Dans la presse, le récit de ce type de crime dépasse bien souvent le simple entrefilet ; objets d’une attention médiatique soutenue, ces faits divers sont rapidement promus au rang d’« affaires », ce qui les rend d’autant plus aptes à servir de canevas à un futur roman. L’émoi que cause l’affaire dans l’opinion publique suggère que la transgression relatée relève du tabou, qu’elle est le signe d’une part d’ombre que le romancier est alors tenté d’élucider. Part d’ombre du tabou social, mais aussi part d’ombre ménagée par une écriture journalistique dont on craint qu’elle soit trop standardisée pour rendre compte de la richesse de l’événement.

Le journalisme en procès

Ce qui retient l’attention des romanciers, dans leur représentation des journalistes et de leur travail, est leur supposée prétention à la factualité, leur écriture soi-disant neutre, leur apparente objectivité à l’égard des événements relatés. Ces critiques touchent tantôt les méthodes de collecte d’informations, tantôt les procédés journalistiques de mise en texte, les deux étapes étant étroitement liées. Le premier reproche adressé aux journalistes concerne leur avidité, qui les pousserait à briser la distance décente qu’il convient de préserver par respect pour les protagonistes du drame. Ainsi Emmanuel Carrère songe à « jouer le reporter fouineur et qui s’incruste », mais y renonce, arguant qu’il

[s]e voyai[t] mal coinçant [s]on pied dans les portes que des familles endeuillées voudraient [lui] refermer au nez, passant des heures à boire des vins chauds avec des gendarmes franc-comtois, cherchant des stratagèmes pour faire connaissance de la greffière du juge d’instruction[26]

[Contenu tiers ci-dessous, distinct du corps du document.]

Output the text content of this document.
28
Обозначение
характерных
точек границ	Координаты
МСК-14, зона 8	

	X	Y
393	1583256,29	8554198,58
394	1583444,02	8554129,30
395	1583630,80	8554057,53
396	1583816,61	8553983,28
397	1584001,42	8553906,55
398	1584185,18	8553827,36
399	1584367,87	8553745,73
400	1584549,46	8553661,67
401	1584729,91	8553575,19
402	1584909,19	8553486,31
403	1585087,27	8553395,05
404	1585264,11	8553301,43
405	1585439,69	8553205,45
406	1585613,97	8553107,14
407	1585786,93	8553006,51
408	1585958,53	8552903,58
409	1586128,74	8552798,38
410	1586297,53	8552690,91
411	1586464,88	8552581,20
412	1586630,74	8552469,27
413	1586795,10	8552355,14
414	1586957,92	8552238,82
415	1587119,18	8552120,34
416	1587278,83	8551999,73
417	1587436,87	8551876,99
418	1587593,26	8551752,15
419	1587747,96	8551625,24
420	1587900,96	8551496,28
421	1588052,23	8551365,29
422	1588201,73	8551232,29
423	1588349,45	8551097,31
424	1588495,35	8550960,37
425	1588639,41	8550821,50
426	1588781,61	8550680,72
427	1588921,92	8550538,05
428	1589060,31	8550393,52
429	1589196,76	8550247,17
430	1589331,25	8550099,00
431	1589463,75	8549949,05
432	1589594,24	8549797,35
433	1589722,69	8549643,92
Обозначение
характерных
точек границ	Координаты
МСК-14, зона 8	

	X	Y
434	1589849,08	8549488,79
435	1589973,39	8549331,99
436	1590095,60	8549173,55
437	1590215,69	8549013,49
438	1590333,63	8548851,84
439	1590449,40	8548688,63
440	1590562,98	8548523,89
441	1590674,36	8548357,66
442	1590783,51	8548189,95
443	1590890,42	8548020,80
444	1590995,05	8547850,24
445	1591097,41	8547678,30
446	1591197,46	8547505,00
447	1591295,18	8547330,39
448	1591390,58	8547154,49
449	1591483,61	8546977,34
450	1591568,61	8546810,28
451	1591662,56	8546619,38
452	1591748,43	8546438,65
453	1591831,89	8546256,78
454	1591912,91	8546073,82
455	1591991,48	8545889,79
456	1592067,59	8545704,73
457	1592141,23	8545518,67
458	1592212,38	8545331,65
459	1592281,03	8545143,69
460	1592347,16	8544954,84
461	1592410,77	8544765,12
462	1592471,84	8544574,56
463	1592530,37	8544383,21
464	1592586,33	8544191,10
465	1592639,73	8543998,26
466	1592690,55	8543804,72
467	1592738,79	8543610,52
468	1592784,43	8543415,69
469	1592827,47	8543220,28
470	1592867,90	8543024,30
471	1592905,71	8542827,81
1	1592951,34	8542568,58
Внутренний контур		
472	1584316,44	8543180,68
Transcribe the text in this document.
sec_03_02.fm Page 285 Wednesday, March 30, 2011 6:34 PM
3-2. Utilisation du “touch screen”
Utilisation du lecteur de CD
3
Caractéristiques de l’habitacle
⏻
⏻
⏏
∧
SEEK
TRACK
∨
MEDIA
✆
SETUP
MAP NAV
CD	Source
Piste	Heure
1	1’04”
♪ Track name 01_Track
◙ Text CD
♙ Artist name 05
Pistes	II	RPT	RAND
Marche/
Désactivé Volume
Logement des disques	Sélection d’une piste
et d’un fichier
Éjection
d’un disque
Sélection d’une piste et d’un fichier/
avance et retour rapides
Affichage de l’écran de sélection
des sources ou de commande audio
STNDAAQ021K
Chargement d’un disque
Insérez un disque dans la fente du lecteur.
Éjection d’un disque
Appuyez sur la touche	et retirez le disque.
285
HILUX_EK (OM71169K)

Chez Besson, cette critique, plus virulente, s’exprime par l’assimilation du journalisme à une chasse cruelle, dont il souligne la « rapacité ». Les parents de Grégory sont « deux bêtes blessées offertes à l’oeil inquisiteur, obscène de la caméra[27] », tandis que les journalistes qui guettent le clan Villemin « allument les phares de leurs voitures et braquent leurs projecteurs [comme] des chasseurs qui traquent des animaux[28] ».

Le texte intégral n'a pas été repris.